Review of the week, April 25-29: the return of the jazz festival crowds
NEW ORLEANS – Here are the top business stories of the week:
the New Orleans Jazz and Heritage Festival returns for the first time in three years. The two-weekend production draws tens of thousands to the city’s Fair Grounds Race Course, where up to 80 musical acts perform daily on more than a dozen stages, complemented by art exhibits and crafts and an array of stalls featuring foods from Louisiana and beyond. . Lionel Richie, Death Cab for Cutie, The Who and the Red Hot Chili Peppers are some of the headliners, but the festival is perhaps best known for showcasing a dizzying array of talent, styles and musical genres from Louisiana. (from the Associated Press)

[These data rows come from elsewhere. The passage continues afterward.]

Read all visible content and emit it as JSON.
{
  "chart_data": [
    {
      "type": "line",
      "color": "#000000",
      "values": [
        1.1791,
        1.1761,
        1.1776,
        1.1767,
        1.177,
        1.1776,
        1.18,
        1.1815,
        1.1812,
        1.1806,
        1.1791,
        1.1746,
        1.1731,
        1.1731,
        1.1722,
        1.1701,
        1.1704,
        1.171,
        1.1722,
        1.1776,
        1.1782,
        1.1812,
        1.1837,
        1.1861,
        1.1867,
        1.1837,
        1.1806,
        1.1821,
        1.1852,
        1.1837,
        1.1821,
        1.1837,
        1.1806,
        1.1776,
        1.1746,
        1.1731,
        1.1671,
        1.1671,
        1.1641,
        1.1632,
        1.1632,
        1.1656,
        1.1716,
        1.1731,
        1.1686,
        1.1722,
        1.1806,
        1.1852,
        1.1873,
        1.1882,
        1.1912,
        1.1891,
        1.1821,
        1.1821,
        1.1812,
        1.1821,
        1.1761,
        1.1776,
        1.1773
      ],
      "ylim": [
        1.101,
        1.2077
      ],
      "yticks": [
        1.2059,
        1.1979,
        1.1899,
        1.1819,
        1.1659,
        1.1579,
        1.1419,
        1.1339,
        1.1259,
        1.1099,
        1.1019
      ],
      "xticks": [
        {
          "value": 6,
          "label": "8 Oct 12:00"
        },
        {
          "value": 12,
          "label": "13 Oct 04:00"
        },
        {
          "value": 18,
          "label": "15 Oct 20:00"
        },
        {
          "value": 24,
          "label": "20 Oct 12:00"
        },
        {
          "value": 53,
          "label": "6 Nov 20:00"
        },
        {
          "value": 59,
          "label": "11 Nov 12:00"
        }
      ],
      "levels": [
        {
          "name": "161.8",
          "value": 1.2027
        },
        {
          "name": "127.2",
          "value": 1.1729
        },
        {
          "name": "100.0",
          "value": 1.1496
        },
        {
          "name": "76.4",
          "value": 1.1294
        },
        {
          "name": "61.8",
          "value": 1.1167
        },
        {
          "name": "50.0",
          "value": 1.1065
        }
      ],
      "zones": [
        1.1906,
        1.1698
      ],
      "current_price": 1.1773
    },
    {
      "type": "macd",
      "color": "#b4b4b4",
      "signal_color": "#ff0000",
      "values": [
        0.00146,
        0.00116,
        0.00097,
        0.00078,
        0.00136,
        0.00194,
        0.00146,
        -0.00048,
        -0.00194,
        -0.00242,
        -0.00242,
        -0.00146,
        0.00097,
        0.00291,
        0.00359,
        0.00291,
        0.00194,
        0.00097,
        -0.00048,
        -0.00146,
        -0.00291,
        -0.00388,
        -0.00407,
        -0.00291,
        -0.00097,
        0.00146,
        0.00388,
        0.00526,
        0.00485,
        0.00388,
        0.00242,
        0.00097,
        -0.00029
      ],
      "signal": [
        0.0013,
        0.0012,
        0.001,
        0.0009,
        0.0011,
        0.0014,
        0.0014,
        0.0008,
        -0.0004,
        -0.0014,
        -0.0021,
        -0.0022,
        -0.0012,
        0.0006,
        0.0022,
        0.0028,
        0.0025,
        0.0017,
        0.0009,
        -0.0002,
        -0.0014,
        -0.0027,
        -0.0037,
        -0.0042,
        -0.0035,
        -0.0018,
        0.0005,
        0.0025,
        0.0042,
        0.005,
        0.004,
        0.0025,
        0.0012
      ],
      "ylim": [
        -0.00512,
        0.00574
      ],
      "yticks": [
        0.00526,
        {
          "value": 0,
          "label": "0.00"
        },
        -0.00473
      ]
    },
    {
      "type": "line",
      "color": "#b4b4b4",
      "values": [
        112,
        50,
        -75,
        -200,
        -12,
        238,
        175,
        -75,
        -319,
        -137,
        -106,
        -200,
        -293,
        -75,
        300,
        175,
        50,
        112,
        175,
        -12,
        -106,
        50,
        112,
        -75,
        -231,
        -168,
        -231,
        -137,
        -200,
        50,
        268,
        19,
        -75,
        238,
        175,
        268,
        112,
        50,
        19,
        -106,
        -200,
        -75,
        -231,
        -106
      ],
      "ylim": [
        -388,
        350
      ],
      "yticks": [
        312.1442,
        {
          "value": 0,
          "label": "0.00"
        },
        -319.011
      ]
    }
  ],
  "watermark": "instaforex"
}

All three Pinkberry frozen yogurt stores in the New Orleans area will close for good in September. Local Pinkberry franchise partners – Rob Stumm, Courtney Stumm, Celie Howard, Sibyl Lapeyre and Lon Nichols – said their agreement with Pinkberry expires that month and they have no plans to extend it. This means stores at 5601 Magazine Street, 300 Canal Street and 411 N. Carrollton Avenue will all cease operations. “We enjoyed our time as franchisees with Pinkberry; we learned a lot from this experience and built strong bonds with our team and our guests,” Courtney Stumm said in a statement.
Liberty Bank and Trust Company’s Board of Directors announced that Todd O. McDonald has been named president of the bank starting May 2. Liberty’s current president and CEO, Alden J. McDonald Jr., Todd’s father, will continue to lead the Liberty Financial Holding Company. The young McDonald, 41, takes the reins of an iconic financial institution with over $1 billion in assets. He joined Liberty in 2003 after earning an undergraduate degree from Morehouse College. He earned an MBA from the Kellogg School of Management at Northwestern University in 2013.
A bill to transfer authority over medical marijuana and expanding cultivation in Louisiana won approval from the House Committee on Health and Welfare. Committee members voted unanimously to approve House Bill 566, sponsored by Rep. Larry Bagley, R-Stonewall, to transfer licensing and regulatory authority over the marijuana program State Medical Service from the Louisiana Department of Agriculture and Forestry to the Louisiana Department of Health. The bill passed Wednesday would also remove the limit of two in-state production licenses, which are currently granted to agricultural centers at Louisiana State University and Southern University.
PMAT-Stirling Crossroads, led by Stirling Properties and PMAT Companies, has successfully completed its acquisition of Crossroads Center, a 554,720 square foot outdoor mall in Gulfport. Located at 15082 Crossroads Parkway, Crossroads Center is at the intersection of Interstate 10 and US-49 and is home to Academy Sports, Belk, Cinemark, Barnes & Noble, TJMaxx, Ross Dress For Less, Burkes Outlet, Michaels , PetSmart, Five Below, ULTA Beauty, Shoe Carnival, Party City and Old Navy. In total, the center has more than 50 tenants. It is 92% occupied and contains several outdoor plots, including TGI Fridays, Chuck E. Cheese, Navy Federal Credit Union/Mattress Firm, and Longhorn Steakhouse.
Baptist Community Ministries, the faith-based Christian foundation headquartered in New Orleans since 1995, announced Inman J. Houston as CEO. Currently senior pastor of First Baptist Church in Lawrenceville, Georgia, Houston becomes the first ordained minister to lead the foundation. Slade Simons, chairman of BCM’s board of directors and a member of the CEO search committee, applauded the nomination. “BCM is such an important entity for the whole community,” he said. “Inman has shown his leadership skills and commitment to the community as pastor of his church over the past 14 years. Combined with his five years of service in New Orleans, Inman is uniquely positioned to honor BCM’s Baptist roots and continued commitment to Greater New Orleans for years to come.